Microsoft Azure mette a disposizione nuovi strumenti per la sicurezza dei nostri dati. Utilizzando pochi comandi PowerShell e concetti base su Key Vault in questo articolo vedremo come crittografare il disco di una VM con lo standard BitLocker.

Prerequisiti:

  • Azure PowerShell
  • Configurazione di un Key Vault

Per soddisfare i prerequisiti potete consultare il precedente articolo https://www.ictpower.it/guide/configurare-microsoft-azure-keyvault.htm

Configurare la VM

Creiamo una nuova VM associata al resource group NewResourceGroup, che avevamo creato nel precedente articolo, utilizzando Resource Manager come modello di deployment.

Figura 1: Scelta del deployment model

Figura 2: parametri per la creazione della nuova VM

Assicuriamoci che tutte le configurazioni siano relative al resource group corretto, cioè quello dentro il quale abbiamo abilitato Key Vault.
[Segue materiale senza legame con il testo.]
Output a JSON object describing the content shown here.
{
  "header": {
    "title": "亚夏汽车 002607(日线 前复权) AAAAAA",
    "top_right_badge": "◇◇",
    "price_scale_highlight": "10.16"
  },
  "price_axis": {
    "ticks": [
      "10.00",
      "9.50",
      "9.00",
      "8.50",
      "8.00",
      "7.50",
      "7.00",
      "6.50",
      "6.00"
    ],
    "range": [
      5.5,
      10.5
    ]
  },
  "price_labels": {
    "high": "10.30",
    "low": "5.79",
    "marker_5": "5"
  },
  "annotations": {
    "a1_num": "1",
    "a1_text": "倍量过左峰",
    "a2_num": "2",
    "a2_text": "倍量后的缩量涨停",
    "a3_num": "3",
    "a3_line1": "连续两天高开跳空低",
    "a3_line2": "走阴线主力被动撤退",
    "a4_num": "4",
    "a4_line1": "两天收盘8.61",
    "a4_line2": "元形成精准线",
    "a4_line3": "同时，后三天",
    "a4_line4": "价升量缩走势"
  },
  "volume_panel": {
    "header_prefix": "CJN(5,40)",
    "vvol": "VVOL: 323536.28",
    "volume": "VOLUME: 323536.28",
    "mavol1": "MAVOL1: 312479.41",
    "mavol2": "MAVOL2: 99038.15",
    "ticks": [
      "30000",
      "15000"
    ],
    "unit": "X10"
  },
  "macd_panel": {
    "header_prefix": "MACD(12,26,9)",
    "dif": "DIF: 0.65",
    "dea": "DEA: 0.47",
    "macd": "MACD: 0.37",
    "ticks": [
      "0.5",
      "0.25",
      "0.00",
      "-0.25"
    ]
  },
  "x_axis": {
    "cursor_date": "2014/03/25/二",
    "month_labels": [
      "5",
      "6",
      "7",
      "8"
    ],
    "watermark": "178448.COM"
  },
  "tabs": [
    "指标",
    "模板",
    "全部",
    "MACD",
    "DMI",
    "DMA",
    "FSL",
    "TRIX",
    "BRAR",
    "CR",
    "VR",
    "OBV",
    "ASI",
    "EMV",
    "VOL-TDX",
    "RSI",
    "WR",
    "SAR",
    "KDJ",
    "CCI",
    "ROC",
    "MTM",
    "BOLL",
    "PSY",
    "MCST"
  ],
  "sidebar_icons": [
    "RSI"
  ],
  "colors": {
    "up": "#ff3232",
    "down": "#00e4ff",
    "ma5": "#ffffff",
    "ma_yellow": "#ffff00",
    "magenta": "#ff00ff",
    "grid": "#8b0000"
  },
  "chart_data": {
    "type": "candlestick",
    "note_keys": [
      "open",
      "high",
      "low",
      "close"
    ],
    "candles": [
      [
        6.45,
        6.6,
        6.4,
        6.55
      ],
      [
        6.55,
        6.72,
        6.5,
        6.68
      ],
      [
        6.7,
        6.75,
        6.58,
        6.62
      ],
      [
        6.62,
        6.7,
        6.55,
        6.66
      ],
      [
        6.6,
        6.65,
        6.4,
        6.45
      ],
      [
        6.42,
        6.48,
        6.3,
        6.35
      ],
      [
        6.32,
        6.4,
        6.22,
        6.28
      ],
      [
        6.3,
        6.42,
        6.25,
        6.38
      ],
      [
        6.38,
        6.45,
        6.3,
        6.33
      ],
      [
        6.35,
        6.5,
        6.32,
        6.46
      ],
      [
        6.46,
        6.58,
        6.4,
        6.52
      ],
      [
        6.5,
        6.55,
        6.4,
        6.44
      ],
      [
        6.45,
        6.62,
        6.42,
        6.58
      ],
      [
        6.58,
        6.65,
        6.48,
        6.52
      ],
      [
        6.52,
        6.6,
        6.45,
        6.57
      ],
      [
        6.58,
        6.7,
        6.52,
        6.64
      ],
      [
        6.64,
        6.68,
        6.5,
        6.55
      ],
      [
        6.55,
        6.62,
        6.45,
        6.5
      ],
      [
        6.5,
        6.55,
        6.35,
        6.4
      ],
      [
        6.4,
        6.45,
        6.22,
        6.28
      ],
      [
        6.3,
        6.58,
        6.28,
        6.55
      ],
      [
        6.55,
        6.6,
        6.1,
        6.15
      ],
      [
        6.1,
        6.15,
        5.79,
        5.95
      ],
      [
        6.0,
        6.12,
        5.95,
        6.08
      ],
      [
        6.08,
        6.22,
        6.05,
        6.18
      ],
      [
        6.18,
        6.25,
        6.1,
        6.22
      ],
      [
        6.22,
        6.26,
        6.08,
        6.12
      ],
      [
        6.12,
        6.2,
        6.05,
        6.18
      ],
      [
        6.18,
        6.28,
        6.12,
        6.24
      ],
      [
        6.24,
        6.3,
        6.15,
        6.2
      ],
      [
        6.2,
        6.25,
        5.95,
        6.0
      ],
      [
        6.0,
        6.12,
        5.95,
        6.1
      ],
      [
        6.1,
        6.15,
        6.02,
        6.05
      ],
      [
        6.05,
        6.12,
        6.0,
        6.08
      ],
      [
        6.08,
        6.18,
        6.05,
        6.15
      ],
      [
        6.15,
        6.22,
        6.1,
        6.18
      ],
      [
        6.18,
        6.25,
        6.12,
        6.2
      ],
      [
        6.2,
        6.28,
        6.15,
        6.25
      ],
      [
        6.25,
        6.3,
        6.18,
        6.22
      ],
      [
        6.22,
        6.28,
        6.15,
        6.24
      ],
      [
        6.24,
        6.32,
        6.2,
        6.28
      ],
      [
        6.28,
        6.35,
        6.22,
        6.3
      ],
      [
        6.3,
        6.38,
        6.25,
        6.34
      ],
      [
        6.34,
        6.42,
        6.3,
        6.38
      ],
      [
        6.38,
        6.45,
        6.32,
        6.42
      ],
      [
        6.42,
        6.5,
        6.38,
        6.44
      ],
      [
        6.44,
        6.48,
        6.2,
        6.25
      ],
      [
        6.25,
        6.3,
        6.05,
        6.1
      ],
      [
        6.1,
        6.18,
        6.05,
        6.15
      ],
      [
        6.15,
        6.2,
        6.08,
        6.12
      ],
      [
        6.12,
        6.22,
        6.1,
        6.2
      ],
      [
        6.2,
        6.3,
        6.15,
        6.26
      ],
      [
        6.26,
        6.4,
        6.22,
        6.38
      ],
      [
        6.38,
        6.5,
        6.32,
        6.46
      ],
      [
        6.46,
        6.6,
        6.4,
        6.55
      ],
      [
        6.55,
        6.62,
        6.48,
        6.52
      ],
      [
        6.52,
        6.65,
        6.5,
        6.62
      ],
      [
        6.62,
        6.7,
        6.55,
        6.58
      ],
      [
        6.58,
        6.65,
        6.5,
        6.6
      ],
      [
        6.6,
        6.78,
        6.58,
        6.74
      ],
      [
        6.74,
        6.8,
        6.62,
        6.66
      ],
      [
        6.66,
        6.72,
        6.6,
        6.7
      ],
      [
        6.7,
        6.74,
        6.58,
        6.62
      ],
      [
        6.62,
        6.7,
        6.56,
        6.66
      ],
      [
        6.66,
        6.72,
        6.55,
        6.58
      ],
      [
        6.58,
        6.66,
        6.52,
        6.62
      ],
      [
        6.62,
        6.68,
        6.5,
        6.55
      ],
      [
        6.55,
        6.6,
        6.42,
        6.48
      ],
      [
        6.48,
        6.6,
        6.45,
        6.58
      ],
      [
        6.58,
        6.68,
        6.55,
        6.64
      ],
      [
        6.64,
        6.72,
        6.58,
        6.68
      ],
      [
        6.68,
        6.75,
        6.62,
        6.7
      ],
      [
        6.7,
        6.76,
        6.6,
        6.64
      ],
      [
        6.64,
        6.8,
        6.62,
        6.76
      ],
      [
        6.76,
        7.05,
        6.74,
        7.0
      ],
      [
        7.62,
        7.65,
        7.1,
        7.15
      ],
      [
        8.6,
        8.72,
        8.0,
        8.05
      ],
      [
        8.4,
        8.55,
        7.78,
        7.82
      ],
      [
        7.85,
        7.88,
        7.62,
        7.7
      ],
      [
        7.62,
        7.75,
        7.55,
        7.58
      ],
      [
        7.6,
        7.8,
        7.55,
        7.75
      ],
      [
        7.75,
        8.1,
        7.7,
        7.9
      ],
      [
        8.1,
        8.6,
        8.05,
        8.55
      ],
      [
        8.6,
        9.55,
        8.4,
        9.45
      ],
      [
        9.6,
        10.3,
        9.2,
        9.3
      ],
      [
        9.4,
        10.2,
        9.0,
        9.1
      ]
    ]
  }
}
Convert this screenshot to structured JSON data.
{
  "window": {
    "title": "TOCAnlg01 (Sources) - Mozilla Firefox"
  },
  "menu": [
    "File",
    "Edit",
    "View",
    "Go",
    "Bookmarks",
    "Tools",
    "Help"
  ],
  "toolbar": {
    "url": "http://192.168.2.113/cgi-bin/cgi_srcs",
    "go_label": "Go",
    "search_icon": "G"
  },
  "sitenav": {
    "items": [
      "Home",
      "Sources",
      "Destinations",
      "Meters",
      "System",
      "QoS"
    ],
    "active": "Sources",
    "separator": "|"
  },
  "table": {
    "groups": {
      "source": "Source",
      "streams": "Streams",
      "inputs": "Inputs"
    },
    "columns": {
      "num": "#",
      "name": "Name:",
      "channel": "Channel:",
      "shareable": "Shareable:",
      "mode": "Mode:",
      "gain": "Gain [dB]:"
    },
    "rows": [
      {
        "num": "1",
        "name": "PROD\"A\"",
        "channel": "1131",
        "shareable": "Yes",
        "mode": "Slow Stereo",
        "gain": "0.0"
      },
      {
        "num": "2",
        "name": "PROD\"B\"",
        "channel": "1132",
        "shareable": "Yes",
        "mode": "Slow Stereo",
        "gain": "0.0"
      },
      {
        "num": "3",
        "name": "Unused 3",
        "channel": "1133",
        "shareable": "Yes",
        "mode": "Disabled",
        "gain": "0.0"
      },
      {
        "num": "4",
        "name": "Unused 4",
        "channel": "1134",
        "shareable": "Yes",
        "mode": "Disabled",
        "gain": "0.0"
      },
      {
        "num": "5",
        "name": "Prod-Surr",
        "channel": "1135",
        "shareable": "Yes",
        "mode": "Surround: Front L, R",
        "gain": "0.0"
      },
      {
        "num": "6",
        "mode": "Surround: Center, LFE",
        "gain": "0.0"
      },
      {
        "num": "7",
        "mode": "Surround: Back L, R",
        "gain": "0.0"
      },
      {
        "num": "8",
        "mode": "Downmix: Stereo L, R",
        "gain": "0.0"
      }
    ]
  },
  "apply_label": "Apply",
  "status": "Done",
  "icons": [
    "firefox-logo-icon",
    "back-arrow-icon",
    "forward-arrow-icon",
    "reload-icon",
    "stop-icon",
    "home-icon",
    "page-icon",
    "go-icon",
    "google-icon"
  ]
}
Al termine della creazione della VM, cliccando su Disks è possibile constatare che il disco non è crittografato.

Figura 3: Verifica che il disco creato non è crittografato

Scarichiamo dal repository GitHub ufficiale di Azure lo script denominato Azure Disk Encryption Prerequisite Setup, che si occuperà di soddisfare i prerequisiti necessari.

Utilizzando PowerShell ISE, configuriamo il contesto nel quale lo script verrà eseguito con i comandi:

Login-AzureRmAccount

Set-AzureRmContext -SubscriptionId <SubscriptionID>

Eseguiamo lo script:

Figura 4: Esecuzione dello script che verifica i prerequisiti per Azure Disk Encryption

Durante l’esecuzione, lo script chiederà alcune informazioni:

  • Il resource group da utilizzare
  • Il nome di una chiave; se non presente sarà creata automaticamente
  • L’area geografica
  • Il nome di un’applicazione: questa verrà usata per scrivere il segreto nel Key Vault; se non presente, verrà anch’essa creata automaticamente.

Figura 5: Inserimento dei parametri nello script di verifica

Crittografare la VM

Per crittografare la VM è necessario alcuni comandi PowerShell. Dichiariamo qual è il resource group da utilizzare e il nome della VM interessata utilizzando i comandi:

$resourceGroupName ‘NewResourceGroup’

$vmName ‘VMtestKV’

Dopo aver configurato il contesto corretto, possiamo utilizzare il seguente comando per eseguire l’azione di crittografia:

Set-AzureRmVMDiskEncryptionExtension -ResourceGroupName $resourceGroupName -VMName $vmName -AadClientID $aadClientID -AadClientSecret $aadClientSecret -DiskEncryptionKeyVaultUrl $diskEncryptionKeyVaultUrl -DiskEncryptionKeyVaultId $keyVaultResourceId -VolumeType All

Confermiamo per concludere l’operazione:

Figura 6: richiesta di conferma prima dell’abilitazione della crittografia del disco

Al termine dell’esecuzione, lo script ritorna il seguente output:

Figura 7: Crittografia del disco completata

Verificando nuovamente nei dettagli della macchina potremo constatare che l’operazione è avvenuta correttamente.

Figura 8: Il disco della VM risulta crittografato

Conclusioni

Azure fornisce diverse soluzioni in ambito crittografico e quella descritta in questo articolo è particolarmente utile soprattutto se il monitoraggio delle macchine viene effettuato tramite Azure Security Center. Inoltre, con pochi click è possibile applicare la stessa procedura agli storage account in merito a files e blob, rispettando lo standard BitLocker e aumentando la sicurezza delle nostre infrastrutture su cloud.